La mayoría de los bebedores de cantina alguna vez hemos sido aferrados. Sin embargo, existen diversos tipos de este espécimen en peligro de expansión, sobre todo en temporadas vacacionales y días festivos.
En razón de la edad se puede mencionar primero al muchacho alegre. El hijo de familia, estudiante o profesional independiente que permanece firme al final de la combebencia con sus cuates, con el afán de demostrarles que sabe disfrutar de la vida y tomar como “gente grande”. Aunque ya mucho después de que partieron sus compañebrios recurra al celular para hacer la llamada urgente, de auxilio, que le permita saldar la cuenta. También suele ocurrir que este tipo de persona sea un solterón mayor de cuarenta que acabe llamando a sus exparejas para salir del apuro.

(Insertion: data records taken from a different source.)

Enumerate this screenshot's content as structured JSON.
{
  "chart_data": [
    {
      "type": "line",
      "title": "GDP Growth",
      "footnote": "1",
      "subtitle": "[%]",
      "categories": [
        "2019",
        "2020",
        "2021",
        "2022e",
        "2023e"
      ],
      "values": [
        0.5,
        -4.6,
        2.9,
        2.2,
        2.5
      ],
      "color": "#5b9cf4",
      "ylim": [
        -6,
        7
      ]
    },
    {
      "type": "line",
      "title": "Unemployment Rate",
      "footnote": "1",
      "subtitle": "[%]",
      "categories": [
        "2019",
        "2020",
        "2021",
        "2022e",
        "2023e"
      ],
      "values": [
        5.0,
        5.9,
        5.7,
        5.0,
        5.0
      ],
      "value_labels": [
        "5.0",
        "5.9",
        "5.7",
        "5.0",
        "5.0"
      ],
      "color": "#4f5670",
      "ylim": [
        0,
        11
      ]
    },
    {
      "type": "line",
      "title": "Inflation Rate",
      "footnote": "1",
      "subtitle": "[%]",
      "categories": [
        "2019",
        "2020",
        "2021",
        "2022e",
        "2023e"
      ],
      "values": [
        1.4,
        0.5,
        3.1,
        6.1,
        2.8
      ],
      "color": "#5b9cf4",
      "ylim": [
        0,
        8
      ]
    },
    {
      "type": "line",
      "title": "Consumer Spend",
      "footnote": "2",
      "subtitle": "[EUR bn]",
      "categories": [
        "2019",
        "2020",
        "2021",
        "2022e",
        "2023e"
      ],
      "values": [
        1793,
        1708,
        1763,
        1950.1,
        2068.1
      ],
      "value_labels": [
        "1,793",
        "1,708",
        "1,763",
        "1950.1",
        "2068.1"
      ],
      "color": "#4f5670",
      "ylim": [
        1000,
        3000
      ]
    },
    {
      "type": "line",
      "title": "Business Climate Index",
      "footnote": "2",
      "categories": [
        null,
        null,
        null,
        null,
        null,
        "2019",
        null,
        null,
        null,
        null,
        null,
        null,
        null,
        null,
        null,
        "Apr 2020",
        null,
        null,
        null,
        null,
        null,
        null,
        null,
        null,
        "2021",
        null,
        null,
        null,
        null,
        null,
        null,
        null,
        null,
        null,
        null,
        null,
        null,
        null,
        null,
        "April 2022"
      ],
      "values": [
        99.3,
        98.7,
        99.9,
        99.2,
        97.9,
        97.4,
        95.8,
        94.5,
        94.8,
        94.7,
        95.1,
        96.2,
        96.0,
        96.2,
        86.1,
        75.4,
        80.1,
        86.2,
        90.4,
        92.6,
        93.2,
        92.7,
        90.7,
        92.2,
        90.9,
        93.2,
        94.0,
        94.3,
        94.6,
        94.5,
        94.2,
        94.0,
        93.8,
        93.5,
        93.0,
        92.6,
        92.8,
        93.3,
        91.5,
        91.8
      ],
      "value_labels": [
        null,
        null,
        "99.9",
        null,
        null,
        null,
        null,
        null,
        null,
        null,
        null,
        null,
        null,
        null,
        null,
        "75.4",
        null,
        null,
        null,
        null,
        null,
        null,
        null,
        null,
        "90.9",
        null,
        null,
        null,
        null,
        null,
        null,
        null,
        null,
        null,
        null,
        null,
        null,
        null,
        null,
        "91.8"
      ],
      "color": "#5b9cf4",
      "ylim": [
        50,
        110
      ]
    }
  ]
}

Uno de los más conspicuos es el artista. Heredero del siglo XIX, ofrece su creatividad a cambio de una o varias copas. Puede ser que declame sus poemas malditos o los de otros poetas malitos, que cante boleros o cuente chistes, que conozca de memoria las alineaciones y los marcadores de los partidos de la Copa Mundial de 1985 o las conjuras secretas de los próceres históricos. Su arte consiste en mantener entretenidos a sus mecenas e incluso saber en qué momento cambiarse de mesa y cómo incitar la conversación o la polémica sin mostrarse impertinente. Los hay que se ganan, como si se tratara de una corona de laurel, las copas de la casa y el sincero aplauso de los meseros.
Otro, de los tipos más oscuros, es el solitario. Solamente se le conoce por su nombre y siempre paga en efectivo. Es cliente asiduo. Puede llegar a cualquier hora y buscar un rincón apacible donde nadie lo note o acodarse en la barra. Pertenece a la misma familia que el bar fly gringo, pero es menos rijoso y resentido. A veces le gusta leer o hay algunos que también escriben. De su boca jamás sale ninguna confidencia. Nunca habla de mujeres, ni de las propias ni de las ajenas. Cuando están a punto de cerrar pide la cuenta y si el cantinero, que lo ha visto muchas noches en los últimos veinte años, insiste en pedirle un taxi, el solitario se esfuma tan sigilosamente como llegó para regresar a otra dimensión donde las cantinas siempre permanecen abiertas.
También tenemos al despechado. El que intenta reconstruir las fibras de su músculo cardiaco a golpe de tragos y canciones. Quien a la menor provocación refiere ante propios y ajenos su martirilogio amoroso. Aquel que buscando la dignidad de la derrota solamente precipita su aniquilamiento. Es como una vena que se desangra reflexionando los motivos y repitiendo los diálogos de su despedida. El que nunca va a encontrar el menjurje que le cure la infame resaca del desengaño. Ése que atosiga pidiendo que le toquen, una y otra vez, la misma canción.
Finalmente tenemos al perdido. El que bebe sin freno hasta entrar en los linderos de la catatonia. Es el que sufre el escarnio de clientes y meseros. Al que despiertan para que pague una cuenta inflada de caballazos. Al que el taxista, el policía y hasta la suegra le van a escamotear los billetes que se había escondido en los calcetines. Y no importa si se percata del robo porque al otro día ya no se va a acordar y amigos y parientes, meseros y cantineros van a poder recriminarlo por las ofensas que nunca profirió. En este cristo del alcohol, como en ningún otro, se ensaña la hipocresía de la humanidad.
A esta breve taxonomía le faltan muchos ejemplares. Tantos como nuevos tipos de aferrados surgen con cada generación. Y habría que incluir también a los que terminando la jornada cantinera buscan dónde rematar la parranda, se van a Garibaldi, a un cabaret o recalan en casa de su segundo frente; los rifados, aquellos que se afilian por instinto a la consigna del viejo Baudelaire: “mi corazón sólo ama el riesgo”.